Their software will be available on GitHub for any nation or terrorism group to fork their own. The defense against them will be remote people trying to hack into them.

This will also minize the gap between nations. Instead of having to build your own arsenal of robots, it will be easier to just hack into your adversaries’ robots and make them attack their makers.

Interesting times ahead.

The new echo chambers

This morning I saw those tweets by Patrick. They made me think a lot about the answers. The last question was the most interesting one.

Thinking about it, I would argue we never had “great, open to all” online communities.

The early adopters of every new social platform were like minded people.
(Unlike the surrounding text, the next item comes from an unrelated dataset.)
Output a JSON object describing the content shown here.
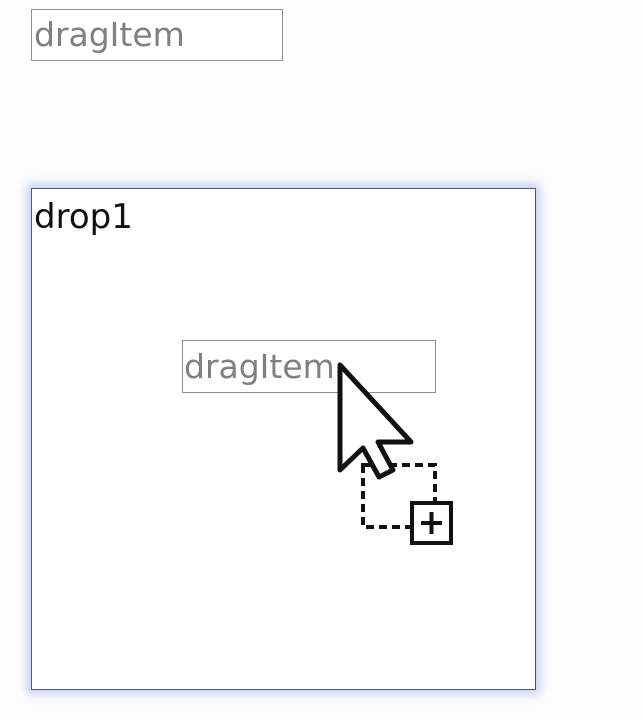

Because they were early adopters, it is expected they come from the most open minded percentiles of the society. The content they created early on attracted similar minded people to the conversation.

The communities were not great, open to all. They were in their early stages.

As the platforms grew, the social cohesion of the network started decaying. Facebook tried solving this by the news feed algorithm. The news feed created an algorithmic echo chamber. The algorithmic echo chamber made people stick to the platform while the conversation was still interesting.

After a while, the networks became saturated. Everyone is now on Facebook, twitter, and Quora. This resulted in two things

1) Conversation regression to the mean. It is no longer interesting, thought provoking as the early days. It is average.

2) Public scrutiny, and abuse towards contrarian opinions – regardless of the side – became much bigger.

This led people to try finding a new safe echo chamber. The easiest solution is private groups. Handpicked similar minded people who share the same interests. They can discuss whatever they want without feeling threatened by the public.

Back to Patrick’s questions. I think we need new echo chambers that can maintain their social cohesion, while giving the opportunity for new people to join the conversation. Until then, private groups are the new echo chambers.